Mr Leslie said the company also saw good progress in its specialty milks business with significant export revenue growth.
“Our deer milk product continues to garner interest globally, with a win at the World Dairy Innovation Awards and export of a deer milk nutritional supplement to Vietnam being two highlights for the year.
“Our equity investments continued their growth trajectory and we invested further in FarmIQ and Spring Sheep during the year, to respectively support digitisation of farming and provide another land-use option in districts facing environmental and farm size constraints.

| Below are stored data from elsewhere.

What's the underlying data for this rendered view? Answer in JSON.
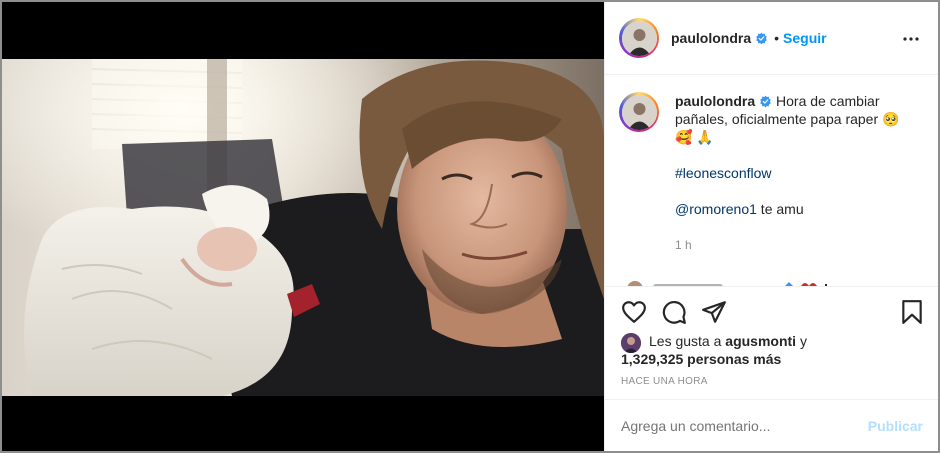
{
  "post": {
    "username": "paulolondra",
    "separator": "•",
    "follow_label": "Seguir",
    "caption": {
      "username": "paulolondra",
      "text": "Hora de cambiar pañales, oficialmente papa raper 🥺",
      "emoji_line": "🥰 🙏",
      "hashtag": "#leonesconflow",
      "mention": "@romoreno1",
      "mention_suffix": " te amu",
      "time": "1 h"
    },
    "likes": {
      "prefix": "Les gusta a ",
      "user": "agusmonti",
      "connector": " y",
      "count": "1,329,325 personas más"
    },
    "time_ago": "HACE UNA HORA",
    "comment": {
      "placeholder": "Agrega un comentario...",
      "publish_label": "Publicar"
    }
  },
  "icons": {
    "verified": "verified-badge-icon",
    "more": "more-options-icon",
    "like": "heart-icon",
    "comment": "comment-bubble-icon",
    "share": "paper-plane-icon",
    "save": "bookmark-icon"
  },
  "colors": {
    "accent": "#0095f6",
    "link": "#00376b",
    "muted": "#8e8e8e",
    "publish_disabled": "#b2dffc",
    "border": "#efefef"
  }
}
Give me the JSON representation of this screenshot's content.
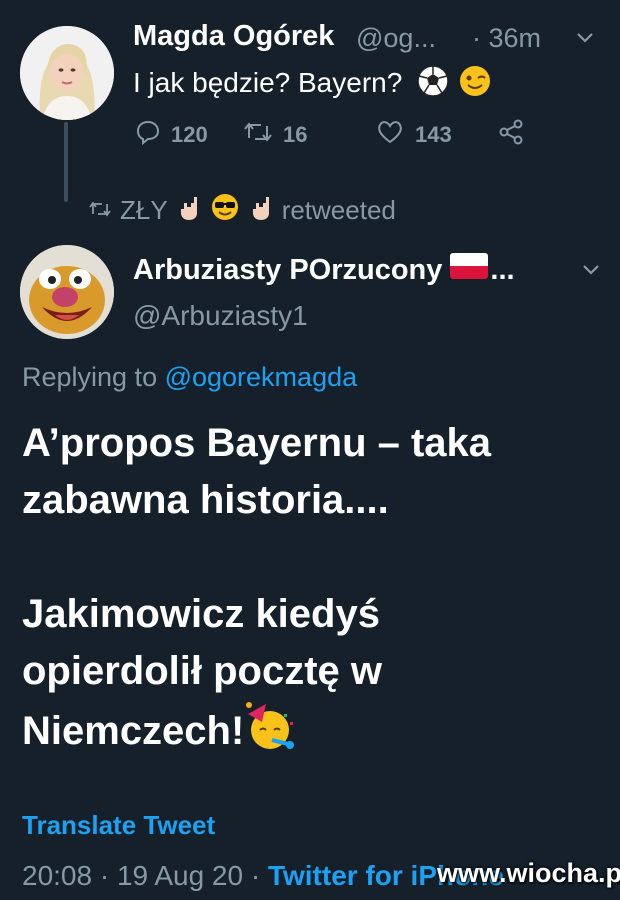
{
  "tweet1": {
    "name": "Magda Ogórek",
    "handle": "@og...",
    "time": "· 36m",
    "text": "I jak będzie? Bayern?",
    "text_emoji": [
      "soccer-ball",
      "winking-face"
    ],
    "replies": "120",
    "retweets": "16",
    "likes": "143"
  },
  "retweet_context": {
    "name": "ZŁY",
    "emojis": [
      "sign-of-horns",
      "smiling-face-with-sunglasses",
      "sign-of-horns"
    ],
    "suffix": "retweeted"
  },
  "tweet2": {
    "name": "Arbuziasty POrzucony",
    "name_suffix": "...",
    "flag": "poland-flag",
    "handle": "@Arbuziasty1",
    "replying_prefix": "Replying to ",
    "replying_mention": "@ogorekmagda",
    "paragraph1": "A’propos Bayernu – taka zabawna historia....",
    "paragraph2": "Jakimowicz kiedyś opierdolił pocztę w Niemczech!",
    "paragraph2_emoji": "partying-face",
    "translate": "Translate Tweet",
    "timestamp": "20:08 · 19 Aug 20 · ",
    "client": "Twitter for iPhone"
  },
  "watermark": "www.wiocha.pl",
  "colors": {
    "background": "#15202b",
    "secondary_text": "#8899a6",
    "link": "#1da1f2"
  }
}
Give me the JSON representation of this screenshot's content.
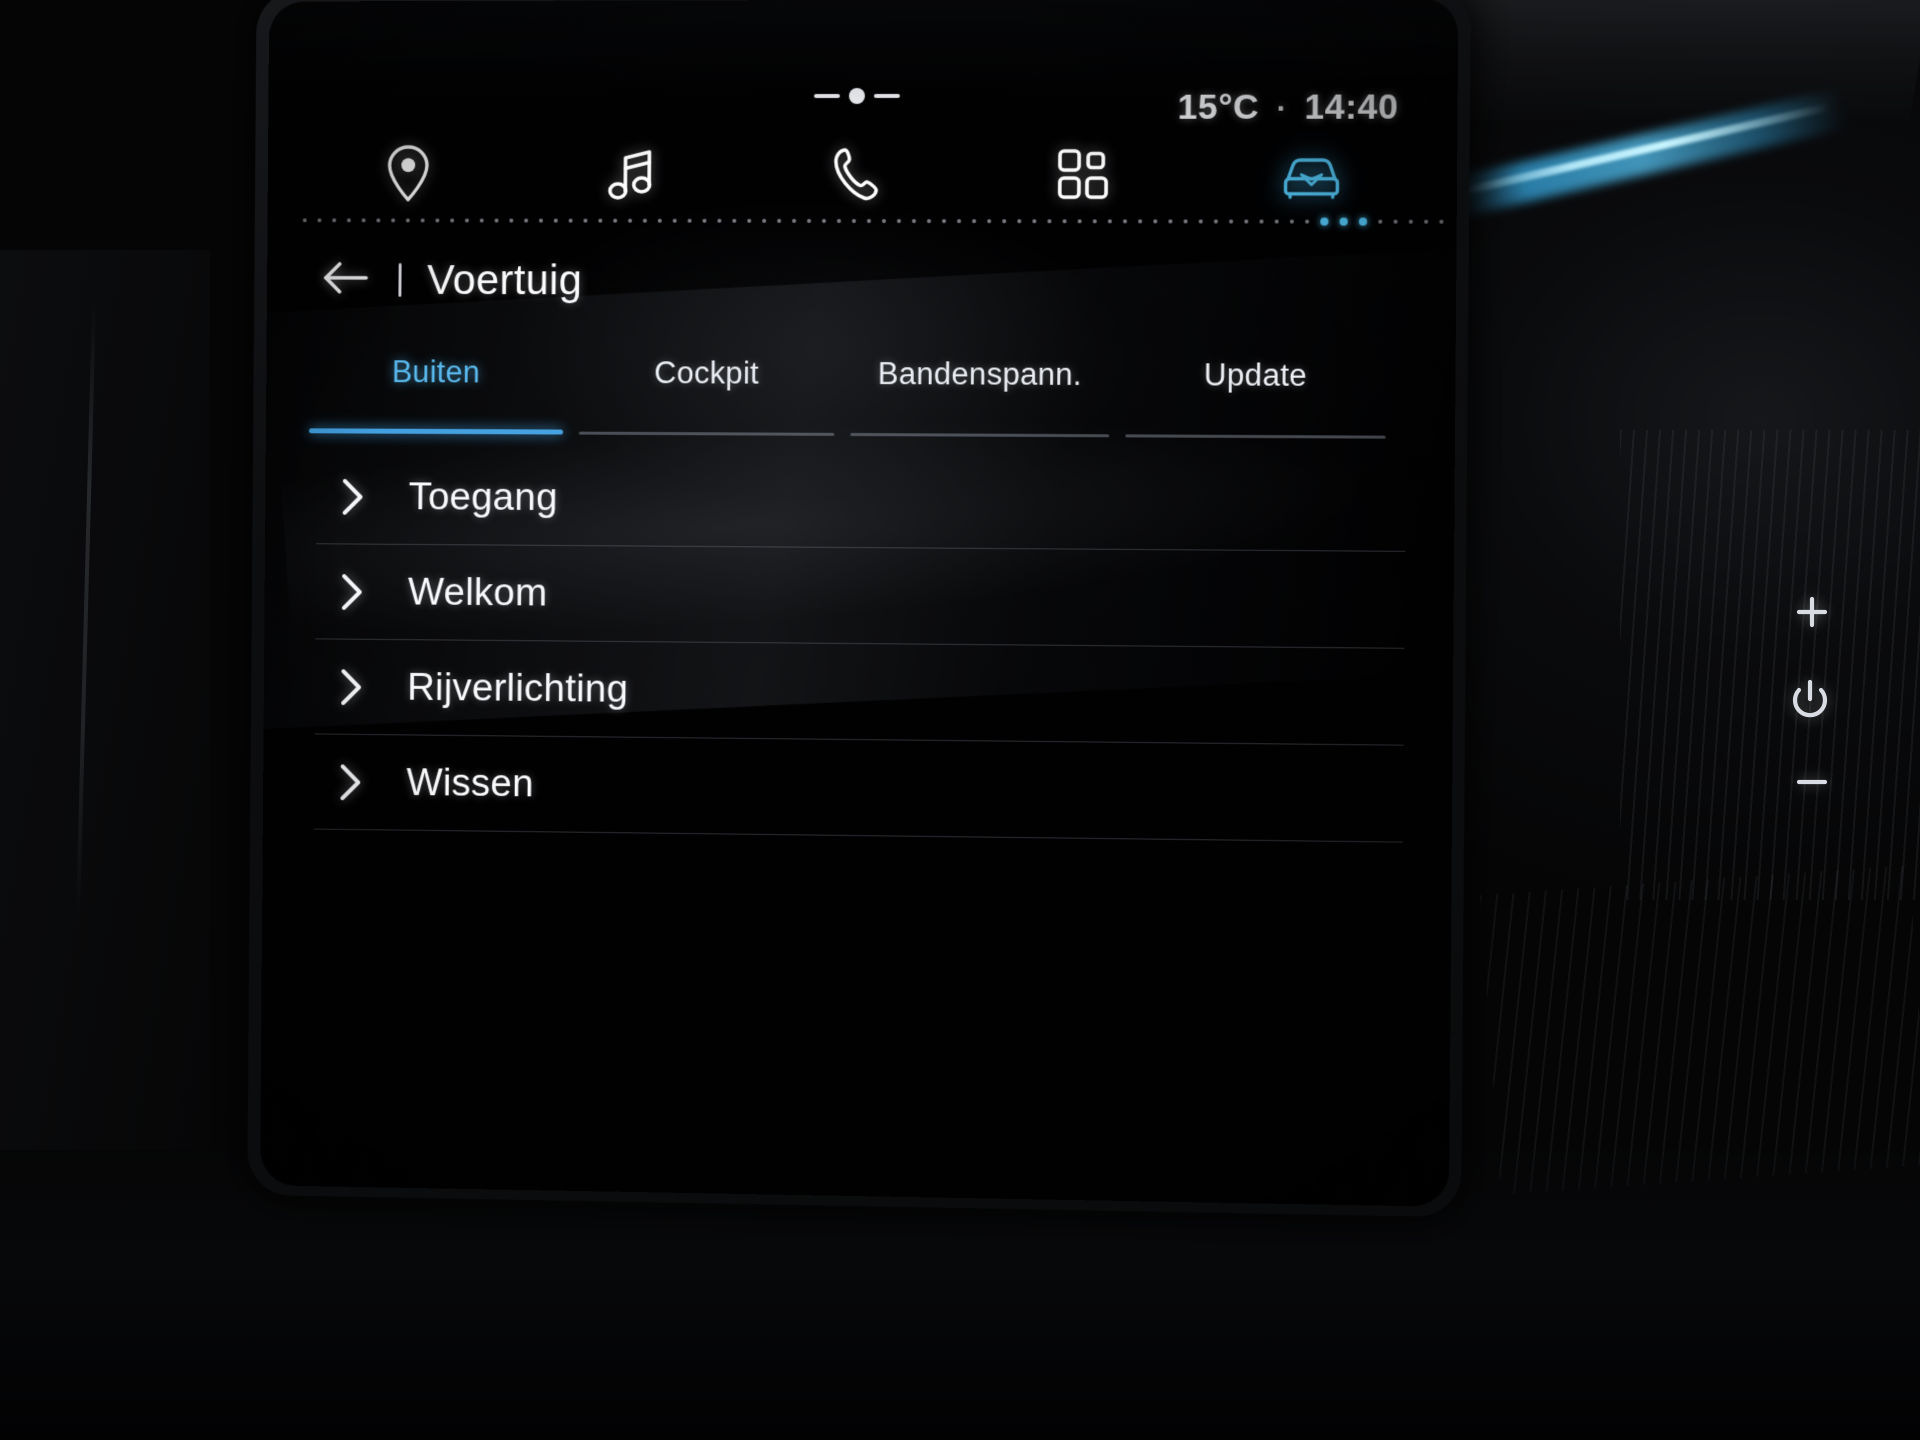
{
  "status_bar": {
    "temperature": "15°C",
    "separator": "·",
    "time": "14:40"
  },
  "nav_bar": {
    "items": [
      {
        "id": "navigation",
        "icon": "location-pin-icon",
        "active": false
      },
      {
        "id": "media",
        "icon": "music-note-icon",
        "active": false
      },
      {
        "id": "phone",
        "icon": "phone-handset-icon",
        "active": false
      },
      {
        "id": "apps",
        "icon": "apps-grid-icon",
        "active": false
      },
      {
        "id": "vehicle",
        "icon": "car-front-icon",
        "active": true
      }
    ],
    "active_accent": "#53c6f5"
  },
  "page_header": {
    "back_icon": "arrow-left-icon",
    "title": "Voertuig"
  },
  "tabs": [
    {
      "label": "Buiten",
      "active": true
    },
    {
      "label": "Cockpit",
      "active": false
    },
    {
      "label": "Bandenspann.",
      "active": false
    },
    {
      "label": "Update",
      "active": false
    }
  ],
  "list_items": [
    {
      "label": "Toegang",
      "chevron": "chevron-right-icon"
    },
    {
      "label": "Welkom",
      "chevron": "chevron-right-icon"
    },
    {
      "label": "Rijverlichting",
      "chevron": "chevron-right-icon"
    },
    {
      "label": "Wissen",
      "chevron": "chevron-right-icon"
    }
  ],
  "hardware_keys": [
    {
      "id": "volume-up",
      "icon": "plus-icon"
    },
    {
      "id": "power",
      "icon": "power-icon"
    },
    {
      "id": "volume-down",
      "icon": "minus-icon"
    }
  ],
  "theme": {
    "accent_blue": "#53c6f5",
    "tab_active_blue": "#56b9ef",
    "underline_blue": "#3f9fe0",
    "text_primary": "#fbfcfe",
    "screen_bg": "#010102"
  }
}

“As we manage through the current wet winter and early spring, the need for climate change adaption is now very real in our business. A key focus for our farm teams and management is to proactively manage Pāmu’s future resilience. This will be a priority, along with managing geopolitical and inflationary uncertainty, in the year ahead. Successfully navigating through these challenges will ensure ongoing returns for our shareholder and the capacity to invest in on-farm innovation,” Mr Leslie said.
Pāmu recorded net profit after tax of $59 million for the year ended 30 June 2022, double the comparable result for 2020/21 ($29 million). This lift reflected an $18 million book value gain from the reversal of historical revaluation losses on Pāmu land and buildings and a $20 million fair value gain on biological assets.
Other key aspects of the result included:
- Total revenue was $287 million, up 13.9% from the 2020/21 ($252 million) due largely to increases in revenue from Pāmu’s livestock and dairy businesses and increased sales by Pāmu Foods.
- Livestock revenues benefitted from higher product prices across the board. Overall revenue rose 13.4% to $127 million ($112 million in the previous year) with the biggest gain in sheep.
- Revenue from Pāmu Foods increased by $13 million compared to 2020/21.
- Livestock processing capacity limitations due to the impact of Covid-19 and shipping constraints saw the company finish fewer sheep and cattle during 2021/22, with more sales into stores markets than would usually be optimal for the company, which impacted the overall livestock revenue result.
- Milk revenue rose 4% to $120 million in 2021/22 ($115 million). This gain reflected the ongoing strength of global milk prices through most of the latest year, Pāmu receiving a weighted average of $9.48 per kg of milk solids (kgMS).
- Wool revenue was unchanged at $3 million, as was revenue from forestry harvesting at $2 million.
- Pāmu continued to earn carbon credit allocations based on long-term growth from integrating plantation forests into farming operations. The company had 12,368 hectares in plantation as at 30 June 2022 (12,190 hectares at June 2021). New credits worth $11 million were allocated during 2021/22 and Pāmu also gained $2 million from the sale of credits as their market value surged. Revenue from all carbon credit activities was $13 million, up from $8 million in the previous year.
- Total operating expenses rose 17.6% to $220 million ($187 million in the previous year) as higher input costs pushed up Pāmu’s farm working and maintenance expenses by 16.7%. The latter reflected sharply higher prices for fertiliser, fuel and other inputs during 2021/22.
- The company’s spending on pasture maintenance and on cropping and feed costs was up 20.3% to $71 million (from $59 million in the previous year), despite tight control of budgets. Maintaining animal condition and welfare remained a high priority on all farms especially during the periods of drought and flooding that many of our farms experienced.